Dies stimmt auch mit dem historischen Befund überein, wie er im "Allgemeinen Teil" der Erläuternden Bemerkungen zur Regierungsvorlage zur Novelle BGBl. Nr. 379/1988,

580 Blg. 17. GP, seinen Niederschlag gefunden hat (Seite 10, linke Spalte: "Unter Berücksichtigung der budgetären Möglichkeiten kann der wünschenswerten Ausweitung des Kreises der Bezieher von Studienbeihilfen unter Anhebung der Studienbeihilfen nur dann Rechnung getragen werden, wenn unter dem Gesichtspunkt äußerster Sparsamkeit nicht mehr in vollem Umfang gerechtfertigte soziale Leistungen auf ein sozial noch vertretbares Maß beschränkt werden. Unter diesem Gesichtspunkt sieht der vorliegende Gesetzesentwurf für Studierende, die im Studienjahr 1988/89 neu mit dem Studium beginnen, die Festlegung eines Höchstalters für den Bezug der Studienbeihilfe und Beschränkungen des Bezuges von Studienbeihilfe bei erheblicher Überschreitung der Gesamtstudienzeit vor. ...").

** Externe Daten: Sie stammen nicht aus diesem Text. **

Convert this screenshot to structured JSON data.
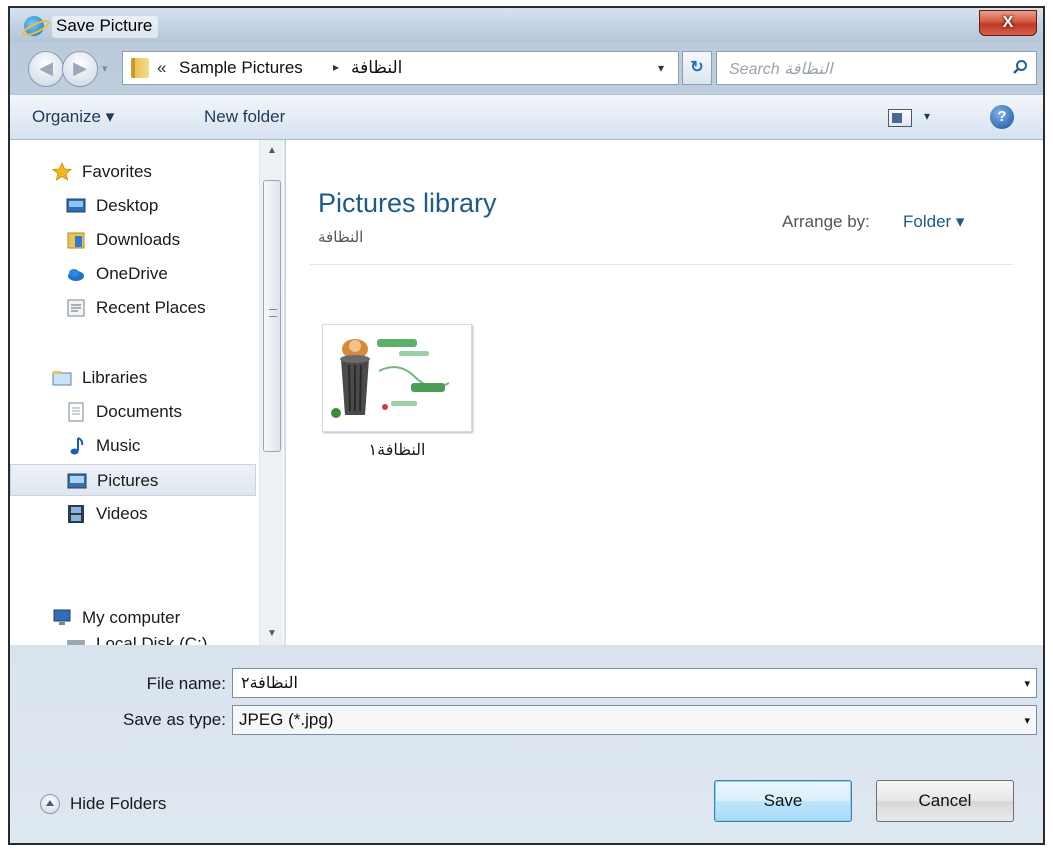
{
  "window": {
    "title": "Save Picture",
    "close_label": "X"
  },
  "address": {
    "overflow": "«",
    "crumbs": [
      "Sample Pictures",
      "النظافة"
    ],
    "separator": "▸",
    "dropdown": "▾",
    "refresh": "↻"
  },
  "search": {
    "placeholder": "Search النظافة"
  },
  "toolbar": {
    "organize_label": "Organize ▾",
    "new_folder_label": "New folder",
    "views_dropdown": "▾",
    "help_label": "?"
  },
  "sidebar": {
    "items": [
      {
        "label": "Favorites",
        "icon": "star-icon"
      },
      {
        "label": "Desktop",
        "icon": "desktop-icon"
      },
      {
        "label": "Downloads",
        "icon": "downloads-folder-icon"
      },
      {
        "label": "OneDrive",
        "icon": "cloud-icon"
      },
      {
        "label": "Recent Places",
        "icon": "recent-places-icon"
      },
      {
        "label": "Libraries",
        "icon": "libraries-icon"
      },
      {
        "label": "Documents",
        "icon": "document-icon"
      },
      {
        "label": "Music",
        "icon": "music-note-icon"
      },
      {
        "label": "Pictures",
        "icon": "pictures-icon"
      },
      {
        "label": "Videos",
        "icon": "video-film-icon"
      },
      {
        "label": "My computer",
        "icon": "computer-icon"
      },
      {
        "label": "Local Disk (C:)",
        "icon": "disk-drive-icon"
      }
    ],
    "selected": "Pictures",
    "scroll_up": "▲",
    "scroll_down": "▼"
  },
  "content": {
    "library_title": "Pictures library",
    "library_subtitle": "النظافة",
    "arrange_by_label": "Arrange by:",
    "arrange_by_value": "Folder ▾",
    "files": [
      {
        "name": "النظافة١"
      }
    ]
  },
  "form": {
    "file_name_label": "File name:",
    "file_name_value": "النظافة٢",
    "save_type_label": "Save as type:",
    "save_type_value": "JPEG (*.jpg)",
    "dropdown_arrow": "▾"
  },
  "footer": {
    "hide_folders_label": "Hide Folders",
    "save_label": "Save",
    "cancel_label": "Cancel"
  },
  "colors": {
    "accent_blue": "#1e5a8a",
    "close_red": "#c03a22",
    "selected_bg": "#dfe6ef"
  }
}
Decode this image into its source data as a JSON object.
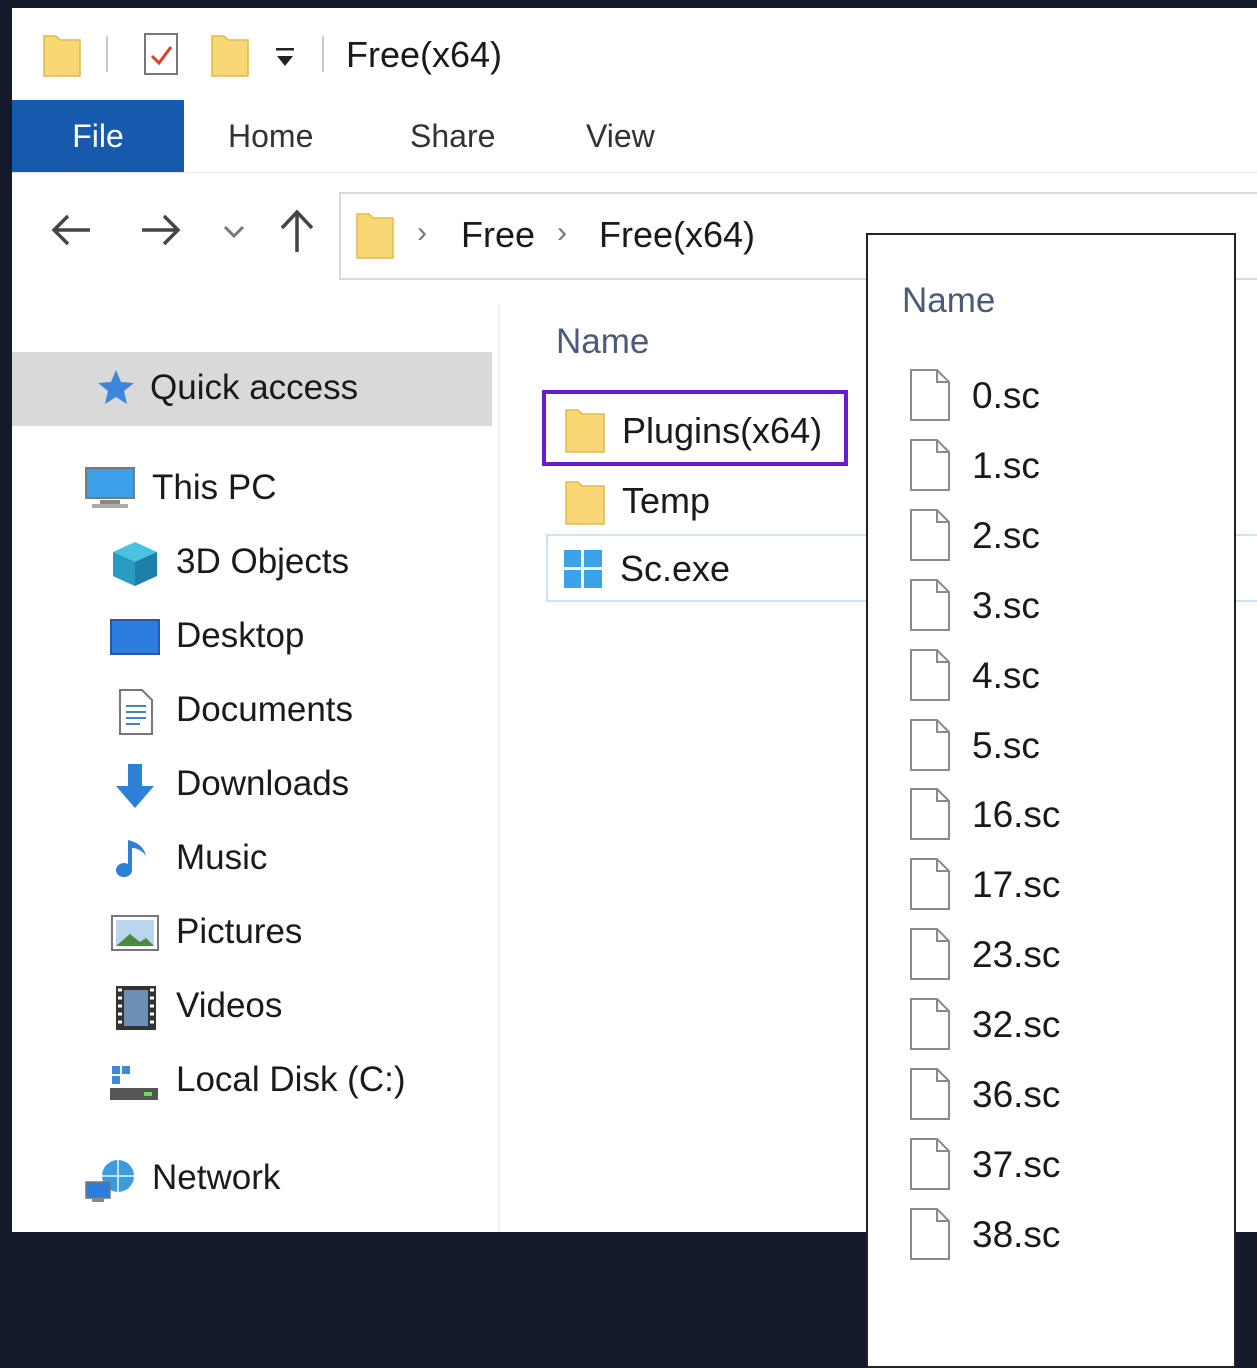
{
  "window": {
    "title": "Free(x64)"
  },
  "ribbon": {
    "tabs": [
      "File",
      "Home",
      "Share",
      "View"
    ]
  },
  "address": {
    "crumbs": [
      "Free",
      "Free(x64)"
    ]
  },
  "sidebar": {
    "quick_access": "Quick access",
    "this_pc": "This PC",
    "items": [
      "3D Objects",
      "Desktop",
      "Documents",
      "Downloads",
      "Music",
      "Pictures",
      "Videos",
      "Local Disk (C:)"
    ],
    "network": "Network"
  },
  "main": {
    "column_header": "Name",
    "items": [
      {
        "name": "Plugins(x64)",
        "icon": "folder-icon"
      },
      {
        "name": "Temp",
        "icon": "folder-icon"
      },
      {
        "name": "Sc.exe",
        "icon": "windows-app-icon"
      }
    ]
  },
  "overlay": {
    "column_header": "Name",
    "files": [
      "0.sc",
      "1.sc",
      "2.sc",
      "3.sc",
      "4.sc",
      "5.sc",
      "16.sc",
      "17.sc",
      "23.sc",
      "32.sc",
      "36.sc",
      "37.sc",
      "38.sc"
    ]
  },
  "colors": {
    "file_tab": "#1659ad",
    "highlight": "#6a1bd0",
    "folder": "#f8d775"
  }
}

Aus diesen Gründen war die Beschwerde nach § 42 Abs. 1 VwGG als unbegründet abzuweisen.

Der Kostenzuspruch gründet sich auf die §§ 47, 48 Abs. 2 Z. 1 und 2 VwGG in Verbindung mit der gemäß ihrem Art. III Abs. 2 anzuwendenden Pauschalierungsverordnung des Bundeskanzlers, BGBl. Nr. 416/1994.